Starter-Kit
Pixel-Partitionierung bei grafischen
Benutzeroberflächen
Im Zeitalter von immer komplexeren technischen Möglichkeiten wird es für die Entwickler zunehmend schwieriger,
weiterentwickelte, besser ausgestattete Produkte auf den Markt zu bringen und dabei die Benutzerfreundlichkeit, das vertraute „Look and Feel“, beizubehalten oder gar zu verbessern, das vom Marketing – und natürlich letztendlich
auch vom (End-) Anwender – verlangt wird. Die einfache Implementierung von LCD-Flachdisplays zur Nutzerführung, wie sie Amulet Technologies anbietet, könnte wesentlich zur Lösung des Problems beitragen.
Selbst eine einfache Kaffeemaschine soll heutzutage wie ein High-Tech-Gerät aussehen
und arbeiten, dabei aber einfach, sicher und intuitiv zu bedienen sein. Diese Kluft zwischen
dem technisch Machbaren und den tatsächlichen
Anforderungen des Marktes kann durch intelligentes Industriedesign sowie eine effektive Zusammenarbeit leichter geschlossen werden, wenn man sich über moderne grafische Anwenderschnittstellen (GUIs/ Graphical User
Interfaces) verstärkt der durch Displays
und selbst erklärende Anzeigen gebotenen
Möglichkeiten bedient (bestes Beispiel sind die Produkte von Apple). Das vermindert die Angst vor der Technik, verstärkt die Kaufanreize und trägt zur Festigung einer Markentreue bei. Abgrenzungen zum Wettbewerb lassen sich
ohne große Zeitverzögerung und sinnvoll
vollziehen, rasch ändern und optimieren
oder an veränderte Ansprüche oder Einsatzbereiche anpassen.

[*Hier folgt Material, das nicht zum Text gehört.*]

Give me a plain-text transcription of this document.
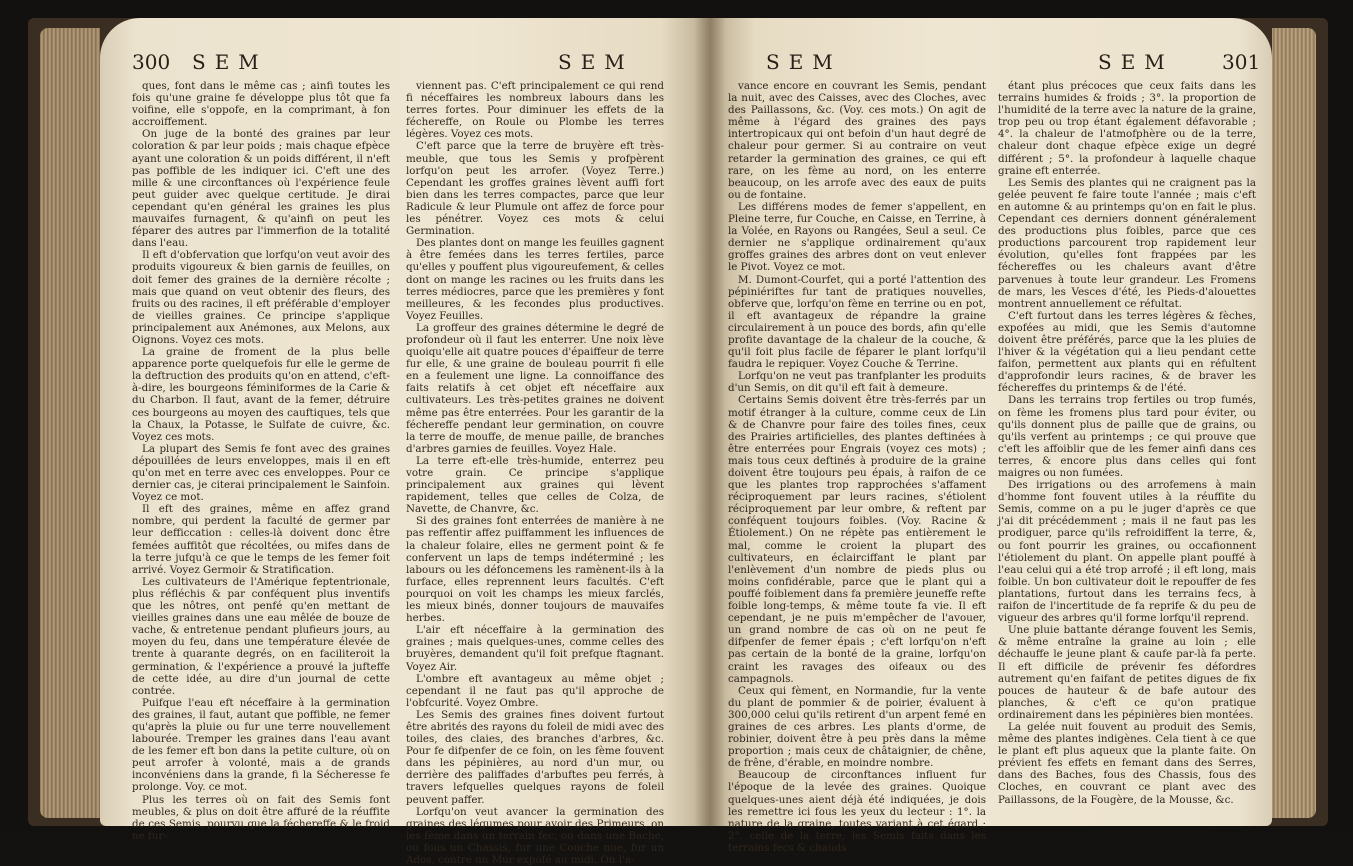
300 SEM	SEM

ques, font dans le même cas ; ainfi toutes les fois qu'une graine fe développe plus tôt que fa voifine, elle s'oppofe, en la comprimant, à fon accroiffement.

On juge de la bonté des graines par leur coloration & par leur poids ; mais chaque efpèce ayant une coloration & un poids différent, il n'eft pas poffible de les indiquer ici. C'eft une des mille & une circonftances où l'expérience feule peut guider avec quelque certitude. Je dirai cependant qu'en général les graines les plus mauvaifes furnagent, & qu'ainfi on peut les féparer des autres par l'immerfion de la totalité dans l'eau.

Il eft d'obfervation que lorfqu'on veut avoir des produits vigoureux & bien garnis de feuilles, on doit femer des graines de la dernière récolte ; mais que quand on veut obtenir des fleurs, des fruits ou des racines, il eft préférable d'employer de vieilles graines. Ce principe s'applique principalement aux Anémones, aux Melons, aux Oignons. Voyez ces mots.

La graine de froment de la plus belle apparence porte quelquefois fur elle le germe de la deftruction des produits qu'on en attend, c'eft-à-dire, les bourgeons féminiformes de la Carie & du Charbon. Il faut, avant de la femer, détruire ces bourgeons au moyen des cauftiques, tels que la Chaux, la Potasse, le Sulfate de cuivre, &c. Voyez ces mots.

La plupart des Semis fe font avec des graines dépouillées de leurs enveloppes, mais il en eft qu'on met en terre avec ces enveloppes. Pour ce dernier cas, je citerai principalement le Sainfoin. Voyez ce mot.

Il eft des graines, même en affez grand nombre, qui perdent la faculté de germer par leur defficcation : celles-là doivent donc être femées auffitôt que récoltées, ou mifes dans de la terre jufqu'à ce que le temps de les femer foit arrivé. Voyez Germoir & Stratification.

Les cultivateurs de l'Amérique feptentrionale, plus réfléchis & par conféquent plus inventifs que les nôtres, ont penfé qu'en mettant de vieilles graines dans une eau mêlée de bouze de vache, & entretenue pendant plufieurs jours, au moyen du feu, dans une température élevée de trente à quarante degrés, on en faciliteroit la germination, & l'expérience a prouvé la jufteffe de cette idée, au dire d'un journal de cette contrée.

Puifque l'eau eft néceffaire à la germination des graines, il faut, autant que poffible, ne femer qu'après la pluie ou fur une terre nouvellement labourée. Tremper les graines dans l'eau avant de les femer eft bon dans la petite culture, où on peut arrofer à volonté, mais a de grands inconvéniens dans la grande, fi la Sécheresse fe prolonge. Voy. ce mot.

Plus les terres où on fait des Semis font meubles, & plus on doit être affuré de la réuffite de ces Semis, pourvu que la féchereffe & le froid ne fur-

viennent pas. C'eft principalement ce qui rend fi néceffaires les nombreux labours dans les terres fortes. Pour diminuer les effets de la féchereffe, on Roule ou Plombe les terres légères. Voyez ces mots.

C'eft parce que la terre de bruyère eft très-meuble, que tous les Semis y profpèrent lorfqu'on peut les arrofer. (Voyez Terre.) Cependant les groffes graines lèvent auffi fort bien dans les terres compactes, parce que leur Radicule & leur Plumule ont affez de force pour les pénétrer. Voyez ces mots & celui Germination.

Des plantes dont on mange les feuilles gagnent à être femées dans les terres fertiles, parce qu'elles y pouffent plus vigoureufement, & celles dont on mange les racines ou les fruits dans les terres médiocres, parce que les premières y font meilleures, & les fecondes plus productives. Voyez Feuilles.

La groffeur des graines détermine le degré de profondeur où il faut les enterrer. Une noix lève quoiqu'elle ait quatre pouces d'épaiffeur de terre fur elle, & une graine de bouleau pourrit fi elle en a feulement une ligne. La connoiffance des faits relatifs à cet objet eft néceffaire aux cultivateurs. Les très-petites graines ne doivent même pas être enterrées. Pour les garantir de la féchereffe pendant leur germination, on couvre la terre de mouffe, de menue paille, de branches d'arbres garnies de feuilles. Voyez Hale.

La terre eft-elle très-humide, enterrez peu votre grain. Ce principe s'applique principalement aux graines qui lèvent rapidement, telles que celles de Colza, de Navette, de Chanvre, &c.

Si des graines font enterrées de manière à ne pas reffentir affez puiffamment les influences de la chaleur folaire, elles ne germent point & fe confervent un laps de temps indéterminé ; les labours ou les défoncemens les ramènent-ils à la furface, elles reprennent leurs facultés. C'eft pourquoi on voit les champs les mieux farclés, les mieux binés, donner toujours de mauvaifes herbes.

L'air eft néceffaire à la germination des graines ; mais quelques-unes, comme celles des bruyères, demandent qu'il foit prefque ftagnant. Voyez Air.

L'ombre eft avantageux au même objet ; cependant il ne faut pas qu'il approche de l'obfcurité. Voyez Ombre.

Les Semis des graines fines doivent furtout être abrités des rayons du foleil de midi avec des toiles, des claies, des branches d'arbres, &c. Pour fe difpenfer de ce foin, on les fème fouvent dans les pépinières, au nord d'un mur, ou derrière des paliffades d'arbuftes peu ferrés, à travers lefquelles quelques rayons de foleil peuvent paffer.

Lorfqu'on veut avancer la germination des graines des légumes pour avoir des Primeurs, on les fème dans un terrain fec, ou dans une Bache, ou fous un Chassis, fur une Couche nue, fur un Ados, contre un Mur expofé au midi. On l'a-

SEM	SEM 301

vance encore en couvrant les Semis, pendant la nuit, avec des Caisses, avec des Cloches, avec des Paillassons, &c. (Voy. ces mots.) On agit de même à l'égard des graines des pays intertropicaux qui ont befoin d'un haut degré de chaleur pour germer. Si au contraire on veut retarder la germination des graines, ce qui eft rare, on les fème au nord, on les enterre beaucoup, on les arrofe avec des eaux de puits ou de fontaine.

Les différens modes de femer s'appellent, en Pleine terre, fur Couche, en Caisse, en Terrine, à la Volée, en Rayons ou Rangées, Seul a seul. Ce dernier ne s'applique ordinairement qu'aux groffes graines des arbres dont on veut enlever le Pivot. Voyez ce mot.

M. Dumont-Courfet, qui a porté l'attention des pépiniériftes fur tant de pratiques nouvelles, obferve que, lorfqu'on fème en terrine ou en pot, il eft avantageux de répandre la graine circulairement à un pouce des bords, afin qu'elle profite davantage de la chaleur de la couche, & qu'il foit plus facile de féparer le plant lorfqu'il faudra le repiquer. Voyez Couche & Terrine.

Lorfqu'on ne veut pas tranfplanter les produits d'un Semis, on dit qu'il eft fait à demeure.

Certains Semis doivent être très-ferrés par un motif étranger à la culture, comme ceux de Lin & de Chanvre pour faire des toiles fines, ceux des Prairies artificielles, des plantes deftinées à être enterrées pour Engrais (voyez ces mots) ; mais tous ceux deftinés à produire de la graine doivent être toujours peu épais, à raifon de ce que les plantes trop rapprochées s'affament réciproquement par leurs racines, s'étiolent réciproquement par leur ombre, & reftent par conféquent toujours foibles. (Voy. Racine & Étiolement.) On ne répète pas entièrement le mal, comme le croient la plupart des cultivateurs, en éclairciffant le plant par l'enlèvement d'un nombre de pieds plus ou moins confidérable, parce que le plant qui a pouffé foiblement dans fa première jeuneffe refte foible long-temps, & même toute fa vie. Il eft cependant, je ne puis m'empêcher de l'avouer, un grand nombre de cas où on ne peut fe difpenfer de femer épais ; c'eft lorfqu'on n'eft pas certain de la bonté de la graine, lorfqu'on craint les ravages des oifeaux ou des campagnols.

Ceux qui fèment, en Normandie, fur la vente du plant de pommier & de poirier, évaluent à 300,000 celui qu'ils retirent d'un arpent femé en graines de ces arbres. Les plants d'orme, de robinier, doivent être à peu près dans la même proportion ; mais ceux de châtaignier, de chêne, de frêne, d'érable, en moindre nombre.

Beaucoup de circonftances influent fur l'époque de la levée des graines. Quoique quelques-unes aient déjà été indiquées, je dois les remettre ici fous les yeux du lecteur : 1°. la nature de la graine, toutes variant à cet égard ; 2°. celle de la terre, les Semis faits dans les terrains fecs & chauds

étant plus précoces que ceux faits dans les terrains humides & froids ; 3°. la proportion de l'humidité de la terre avec la nature de la graine, trop peu ou trop étant également défavorable ; 4°. la chaleur de l'atmofphère ou de la terre, chaleur dont chaque efpèce exige un degré différent ; 5°. la profondeur à laquelle chaque graine eft enterrée.

Les Semis des plantes qui ne craignent pas la gelée peuvent fe faire toute l'année ; mais c'eft en automne & au printemps qu'on en fait le plus. Cependant ces derniers donnent généralement des productions plus foibles, parce que ces productions parcourent trop rapidement leur évolution, qu'elles font frappées par les féchereffes ou les chaleurs avant d'être parvenues à toute leur grandeur. Les Fromens de mars, les Vesces d'été, les Pieds-d'alouettes montrent annuellement ce réfultat.

C'eft furtout dans les terres légères & fèches, expofées au midi, que les Semis d'automne doivent être préférés, parce que la les pluies de l'hiver & la végétation qui a lieu pendant cette faifon, permettent aux plants qui en réfultent d'approfondir leurs racines, & de braver les féchereffes du printemps & de l'été.

Dans les terrains trop fertiles ou trop fumés, on fème les fromens plus tard pour éviter, ou qu'ils donnent plus de paille que de grains, ou qu'ils verfent au printemps ; ce qui prouve que c'eft les affoiblir que de les femer ainfi dans ces terres, & encore plus dans celles qui font maigres ou non fumées.

Des irrigations ou des arrofemens à main d'homme font fouvent utiles à la réuffite du Semis, comme on a pu le juger d'après ce que j'ai dit précédemment ; mais il ne faut pas les prodiguer, parce qu'ils refroidiffent la terre, &, ou font pourrir les graines, ou occafionnent l'étiolement du plant. On appelle plant pouffé à l'eau celui qui a été trop arrofé ; il eft long, mais foible. Un bon cultivateur doit le repouffer de fes plantations, furtout dans les terrains fecs, à raifon de l'incertitude de fa reprife & du peu de vigueur des arbres qu'il forme lorfqu'il reprend.

Une pluie battante dérange fouvent les Semis, & même entraîne la graine au loin ; elle déchauffe le jeune plant & caufe par-là fa perte. Il eft difficile de prévenir fes défordres autrement qu'en faifant de petites digues de fix pouces de hauteur & de bafe autour des planches, & c'eft ce qu'on pratique ordinairement dans les pépinières bien montées.

La gelée nuit fouvent au produit des Semis, même des plantes indigènes. Cela tient à ce que le plant eft plus aqueux que la plante faite. On prévient fes effets en femant dans des Serres, dans des Baches, fous des Chassis, fous des Cloches, en couvrant ce plant avec des Paillassons, de la Fougère, de la Mousse, &c.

Experten gehen davon aus, dass es bereits in naher Zukunft schwierig sein wird, eine Waschmaschine, ein Mikrowellengerät, Beleuchtungssysteme oder Automobile ohne den Einsatz irgendeiner Art von Grafik-Display zu bedienen. Hinzu kommt, dass die Anwender immer höhere Ansprüche an die Anzeige stellen, was die Komplexität von GUI-Entwicklungen verstärkt.
GUIs bringen Vorteile
Konsumer möchten das Gefühl haben,
dass sie ihre Geräte beherrschen. Wenn
die GUIs zu kompliziert werden und nicht
genug interaktive Kommunikation liefern,
führt das im Allgemeinen zu negativen
Gefühlen dem Produkt oder der Marke gegenüber.
Der Endanwender stellt sich eine Bedienerführung vor, die visuell ansprechend und einfach zu verstehen ist und die die direkten Auswirkungen seiner Befehle verständlich und fühlbar rückmeldet – ganz ähnlich etwa einem Tastenklick. Das ist beispielsweise bei Haushaltsgeräten (Weißer Ware) sofort nachvollziehbar, die ja überwiegend von Nichtfachleuten bedient werden. Es gilt jedoch in nahezu demselben Umfang ebenso für industrielle technische Geräte oder für die Heimautomatisierung.Und zwar besonders im Zusammenhang mit der unausweichlichen Globalisierung des Marktes. Denn die einfache Anpassung der Anzeige an verschiedene Sprachen,
Kulturen sowie Vorgehens- und Verhaltensweisen nur per Software ist fast schon unumgänglich,
genauso wie die Skalierbarkeit, das Upoder
Downsizing bereits vorhandener Lösungen an
unterschiedliche Applikations- und Preispegel. Aber auch bereits existierende und marktgängige Produkte können durch nachträglich installierte GUIs beträchtlich aufgewertet werden und an Attraktivität gewinnen, ohne dass die Leistung der bestehenden Hard- und Software beeinträchtigt wird.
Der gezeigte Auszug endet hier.